Sunday, 5 February 2012

Sad little bundle of feathers

Today we had a steady fall of fine snow which tailed off towards lunchtime, leaving the ground with a covering of about ten centimetres. Baron, our black tom cat, was beginning to get cabin fever and begged to be let out. Alas, he caught a Meadow Pipit (Anthus pratensis) Pipit Farlouse, which was foraging along the side of the hanger. Normally if you get to him quickly, he will release the bird unharmed and it will fly away, scolding. This time the little creature died in Tim's hand, although it had no sign of injury. On checking it over, there felt to be no flesh on its breast and it weighed only 15.1 grams.

Poor lttle scrap

According to Birds of the Western Palaearctic, the average weight for a healthy adult meadow pipit in autumn (and it has been autumnal up to very recently) is 18 grams.  Also listed are mortality weights of around 12 to15gms. The tip of the tail is quite worn, suggesting that this is an older bird. We think it was starving, exhausted and cold, and the shock of capture by a cat was the last straw. Until the cold spell started, there were plenty of insects around for it to eat. Its fate shows how quickly a small bird can run out of energy in cold weather.
Also worth noting is that this would have been [and technically still was] a new species for us here... we've seen them up on the 'tops' but never around here in the valley... so it had been driven to seek food in new areas.

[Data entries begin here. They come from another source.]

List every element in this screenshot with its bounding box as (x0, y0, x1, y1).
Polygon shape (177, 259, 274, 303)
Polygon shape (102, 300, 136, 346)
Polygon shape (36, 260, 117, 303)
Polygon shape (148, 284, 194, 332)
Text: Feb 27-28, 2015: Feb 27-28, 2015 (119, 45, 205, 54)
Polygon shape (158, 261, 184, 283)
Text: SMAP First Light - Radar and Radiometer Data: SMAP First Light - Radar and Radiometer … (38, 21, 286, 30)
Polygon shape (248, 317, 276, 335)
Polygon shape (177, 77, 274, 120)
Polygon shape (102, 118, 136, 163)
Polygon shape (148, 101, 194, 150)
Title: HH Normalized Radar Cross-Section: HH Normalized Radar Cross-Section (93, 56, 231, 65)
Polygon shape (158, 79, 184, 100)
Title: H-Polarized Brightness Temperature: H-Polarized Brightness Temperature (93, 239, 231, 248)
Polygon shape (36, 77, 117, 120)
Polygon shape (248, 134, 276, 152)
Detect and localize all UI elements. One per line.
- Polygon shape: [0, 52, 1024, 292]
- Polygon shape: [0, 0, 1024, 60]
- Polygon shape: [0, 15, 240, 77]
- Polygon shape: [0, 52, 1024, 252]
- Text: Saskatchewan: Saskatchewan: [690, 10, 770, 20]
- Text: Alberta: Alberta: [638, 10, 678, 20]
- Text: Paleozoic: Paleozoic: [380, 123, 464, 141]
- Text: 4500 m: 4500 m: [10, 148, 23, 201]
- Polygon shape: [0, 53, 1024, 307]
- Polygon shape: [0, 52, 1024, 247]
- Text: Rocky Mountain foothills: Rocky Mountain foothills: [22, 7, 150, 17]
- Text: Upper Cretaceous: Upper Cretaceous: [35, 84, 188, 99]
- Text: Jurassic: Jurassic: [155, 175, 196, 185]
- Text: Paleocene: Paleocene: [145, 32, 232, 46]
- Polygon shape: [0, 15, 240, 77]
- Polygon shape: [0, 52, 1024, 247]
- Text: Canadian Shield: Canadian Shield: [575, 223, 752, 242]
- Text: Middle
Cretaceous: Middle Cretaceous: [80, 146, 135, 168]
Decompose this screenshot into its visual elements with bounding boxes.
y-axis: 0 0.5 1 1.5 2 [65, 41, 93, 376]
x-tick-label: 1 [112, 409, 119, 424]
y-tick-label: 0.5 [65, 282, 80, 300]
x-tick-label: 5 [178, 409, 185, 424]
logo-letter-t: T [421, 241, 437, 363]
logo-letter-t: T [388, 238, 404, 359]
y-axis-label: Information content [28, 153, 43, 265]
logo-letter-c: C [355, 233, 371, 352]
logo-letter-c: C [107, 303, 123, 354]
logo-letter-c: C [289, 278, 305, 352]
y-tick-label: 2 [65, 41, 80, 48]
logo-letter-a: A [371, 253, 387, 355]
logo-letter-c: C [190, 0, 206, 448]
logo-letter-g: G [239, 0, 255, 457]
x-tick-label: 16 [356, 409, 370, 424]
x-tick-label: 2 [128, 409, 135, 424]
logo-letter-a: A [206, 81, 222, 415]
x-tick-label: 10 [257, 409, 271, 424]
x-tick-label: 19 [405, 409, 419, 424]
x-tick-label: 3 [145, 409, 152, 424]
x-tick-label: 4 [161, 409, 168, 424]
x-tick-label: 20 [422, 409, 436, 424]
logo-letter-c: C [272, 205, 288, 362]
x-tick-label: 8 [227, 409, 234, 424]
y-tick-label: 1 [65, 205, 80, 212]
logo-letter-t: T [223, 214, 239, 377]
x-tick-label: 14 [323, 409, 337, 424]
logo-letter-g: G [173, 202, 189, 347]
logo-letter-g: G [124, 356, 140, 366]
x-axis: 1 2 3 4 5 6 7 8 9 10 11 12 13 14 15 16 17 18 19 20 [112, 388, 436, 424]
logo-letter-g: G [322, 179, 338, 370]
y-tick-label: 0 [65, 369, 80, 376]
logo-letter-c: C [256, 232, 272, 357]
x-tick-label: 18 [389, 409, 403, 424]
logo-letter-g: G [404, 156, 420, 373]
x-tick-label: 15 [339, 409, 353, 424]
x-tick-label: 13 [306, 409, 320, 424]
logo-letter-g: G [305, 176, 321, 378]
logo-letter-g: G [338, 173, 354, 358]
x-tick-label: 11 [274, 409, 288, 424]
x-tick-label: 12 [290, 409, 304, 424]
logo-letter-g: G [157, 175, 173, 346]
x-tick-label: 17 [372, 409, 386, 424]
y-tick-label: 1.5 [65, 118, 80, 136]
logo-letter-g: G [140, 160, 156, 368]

The guilty party was sent to his basket, which is on the windowsill of our bedroom. Remarkably, he went!


Jean said...

Poor little thing, how sad. It reminds me how lucky we are and how fragile their lives are.
This is why we keep our bird feeders well stocked with a variety of foods. It's such a joy to see the different birds tucking in and fortunately there are not too many cats around here - mostly dogs, so they have a chance to feed in peace.

The only frustrating thing is that there are lots of pheasants in the little wood behind our house and they end up in our garden feeding off the seeds that fall to the ground from the feeders. We have put up wire mesh to stop them simply walking through the hedge but of course they fly over it instead. But it has at least cramped their style a bit - the highest pheasant head count at one time last year was 14!! This year we have had three at the most but they still make a mess of the lawn. Maybe I'll do a post about it asking for suggestions as to how we can feed our wild birds but not feed up hungry feathered monsters who will one day be someone else's dinner !!

Tim said...

Jean, if you put a mesh cage made from the 10cm square green garden fencing, the small birds will happily hop in and out, the "peasants" will be frustrated and go and chance their luck elsewhere.
I am all togged up to go and feed self same boids.
We are hanging pictures today... a nice indoor job!!

Colin and Elizabeth said...

What a sad find! We are struggling to keep up with feeding the birds at the moment. We've just about gone through our stocks and have resorted to hand made 'fat blocks' containing seeds, fruit and nuts. The kitchen windowsill, once the domain of the bluetits, is now playing host to great tits, robins, black redstarts, chaffinch, goldfinch and blackbirds as they all jostle for this most sheltered of feeding station.

Tim said...

So that's where our Black Redstarts go in winter!! We've had Reed Buntings as well for the last couple of days.
Keep struggling through, we are down to home made fat blocks too... saindoux, Intermarche's own coconut oil bocks for frite frying [good for the hands in this weather, too] and seeds and dead flys... Garibaldi fat blocks.